In order to eliminate the single point of failure, we configure the VSM server in a HA configuration where two machines share the responsibility for keeping the service running.
The two machines are in constant contact with each other, each checking if the other one is up and running. If one of the machines goes down for some reason, for example hardware failure, the other machine detects the failure and automatically takes over the service with only a short interruption for the users. No action is needed from the system administrator.
In a HA setup, as illustrated in Figure 6.2 two equal machines are used to keep the VSM server running. One of the machines is primary, the other one is secondary. The primary machine is normally handling VSM server requests, but if it fails, the secondary machine kicks in. When the primary machine comes online again, it takes over again. That is, in normal operation, it's always the primary machine that's working, the secondary is just standby, receiving information from the primary about new and deleted sessions, maintaining its own copy of the session database.

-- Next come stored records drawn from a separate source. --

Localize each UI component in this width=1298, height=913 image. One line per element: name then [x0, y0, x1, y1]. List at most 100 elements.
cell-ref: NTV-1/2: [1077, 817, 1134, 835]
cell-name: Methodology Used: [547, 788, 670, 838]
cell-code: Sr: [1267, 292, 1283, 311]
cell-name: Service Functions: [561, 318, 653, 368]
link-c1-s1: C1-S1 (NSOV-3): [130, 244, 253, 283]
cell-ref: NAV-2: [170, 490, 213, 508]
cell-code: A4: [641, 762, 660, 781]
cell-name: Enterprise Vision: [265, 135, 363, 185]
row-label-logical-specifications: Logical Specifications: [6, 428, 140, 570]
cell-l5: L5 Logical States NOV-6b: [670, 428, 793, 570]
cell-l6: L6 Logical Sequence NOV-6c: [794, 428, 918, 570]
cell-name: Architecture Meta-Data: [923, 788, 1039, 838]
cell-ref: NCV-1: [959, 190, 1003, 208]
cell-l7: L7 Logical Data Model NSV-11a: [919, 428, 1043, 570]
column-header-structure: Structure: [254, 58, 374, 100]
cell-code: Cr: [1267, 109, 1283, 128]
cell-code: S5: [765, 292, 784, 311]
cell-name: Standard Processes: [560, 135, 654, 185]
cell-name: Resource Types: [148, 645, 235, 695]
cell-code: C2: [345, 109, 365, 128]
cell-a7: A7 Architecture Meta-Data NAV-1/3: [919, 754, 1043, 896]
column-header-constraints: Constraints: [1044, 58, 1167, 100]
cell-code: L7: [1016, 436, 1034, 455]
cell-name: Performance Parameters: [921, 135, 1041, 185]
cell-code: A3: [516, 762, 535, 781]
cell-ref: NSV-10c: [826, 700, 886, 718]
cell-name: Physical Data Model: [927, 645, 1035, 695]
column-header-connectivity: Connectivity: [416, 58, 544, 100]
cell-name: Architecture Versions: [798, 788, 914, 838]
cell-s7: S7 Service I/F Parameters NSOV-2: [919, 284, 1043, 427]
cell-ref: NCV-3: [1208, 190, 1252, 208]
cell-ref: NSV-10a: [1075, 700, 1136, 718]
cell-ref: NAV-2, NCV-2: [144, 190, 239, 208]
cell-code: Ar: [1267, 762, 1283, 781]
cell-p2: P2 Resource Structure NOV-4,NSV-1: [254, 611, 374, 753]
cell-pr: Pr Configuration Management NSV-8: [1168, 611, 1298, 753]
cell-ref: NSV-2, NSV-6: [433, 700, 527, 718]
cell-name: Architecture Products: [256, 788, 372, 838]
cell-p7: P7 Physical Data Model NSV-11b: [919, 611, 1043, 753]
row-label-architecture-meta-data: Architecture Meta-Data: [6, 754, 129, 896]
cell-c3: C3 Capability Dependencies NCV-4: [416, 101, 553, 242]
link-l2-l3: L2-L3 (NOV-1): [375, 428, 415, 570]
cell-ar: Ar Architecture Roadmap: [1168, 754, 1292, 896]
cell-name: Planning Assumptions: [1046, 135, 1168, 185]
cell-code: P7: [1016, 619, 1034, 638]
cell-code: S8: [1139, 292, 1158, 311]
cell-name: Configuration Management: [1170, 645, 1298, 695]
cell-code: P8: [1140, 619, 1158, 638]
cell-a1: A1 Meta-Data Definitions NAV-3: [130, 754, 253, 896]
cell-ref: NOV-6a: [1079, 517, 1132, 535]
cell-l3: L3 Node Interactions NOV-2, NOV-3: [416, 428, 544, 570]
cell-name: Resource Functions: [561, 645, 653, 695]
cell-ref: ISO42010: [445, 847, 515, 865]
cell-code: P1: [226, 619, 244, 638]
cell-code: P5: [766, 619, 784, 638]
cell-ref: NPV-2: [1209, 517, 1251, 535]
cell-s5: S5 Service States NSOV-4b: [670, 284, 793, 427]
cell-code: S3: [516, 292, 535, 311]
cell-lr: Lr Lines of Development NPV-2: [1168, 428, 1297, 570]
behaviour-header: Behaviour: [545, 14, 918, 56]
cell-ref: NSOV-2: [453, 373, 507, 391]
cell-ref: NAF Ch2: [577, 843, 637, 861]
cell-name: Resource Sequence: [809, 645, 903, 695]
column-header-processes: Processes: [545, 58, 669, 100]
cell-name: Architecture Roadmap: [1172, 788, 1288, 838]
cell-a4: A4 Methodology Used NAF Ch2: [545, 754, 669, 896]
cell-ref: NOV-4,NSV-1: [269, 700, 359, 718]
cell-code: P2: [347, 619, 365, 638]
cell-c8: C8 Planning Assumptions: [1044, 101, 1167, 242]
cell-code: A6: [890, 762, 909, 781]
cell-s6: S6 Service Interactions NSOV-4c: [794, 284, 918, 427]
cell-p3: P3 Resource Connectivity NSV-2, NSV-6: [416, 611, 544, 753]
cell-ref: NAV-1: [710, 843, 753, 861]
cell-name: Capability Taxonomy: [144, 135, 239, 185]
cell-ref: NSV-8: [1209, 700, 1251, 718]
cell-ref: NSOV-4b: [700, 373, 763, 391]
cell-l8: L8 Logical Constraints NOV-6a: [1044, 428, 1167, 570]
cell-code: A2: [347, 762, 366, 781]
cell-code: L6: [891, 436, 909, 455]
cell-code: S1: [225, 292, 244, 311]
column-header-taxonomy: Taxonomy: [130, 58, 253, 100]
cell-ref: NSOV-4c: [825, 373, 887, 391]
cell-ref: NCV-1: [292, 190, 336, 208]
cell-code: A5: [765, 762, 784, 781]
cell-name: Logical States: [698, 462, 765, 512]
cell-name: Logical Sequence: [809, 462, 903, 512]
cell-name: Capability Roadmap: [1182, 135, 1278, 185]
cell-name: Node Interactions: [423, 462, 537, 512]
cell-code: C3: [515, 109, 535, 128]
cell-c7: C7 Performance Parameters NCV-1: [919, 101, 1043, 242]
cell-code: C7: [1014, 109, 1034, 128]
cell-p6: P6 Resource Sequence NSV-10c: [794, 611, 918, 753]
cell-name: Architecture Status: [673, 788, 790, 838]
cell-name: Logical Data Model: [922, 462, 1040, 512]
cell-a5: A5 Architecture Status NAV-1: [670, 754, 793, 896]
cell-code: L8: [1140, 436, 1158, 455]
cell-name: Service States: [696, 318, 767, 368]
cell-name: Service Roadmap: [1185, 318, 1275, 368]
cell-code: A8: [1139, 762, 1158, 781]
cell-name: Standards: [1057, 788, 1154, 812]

Both machines have an unique hostname and an unique IP address, but there is also a third IP address that is active only on the node currently responsible for the VSM server service. This is the so called HA address, the address the clients are connecting to.
The software used by the machines to keep track of the other machine's status is Heartbeat, the industry standard for HA on Linux, also available for Solaris.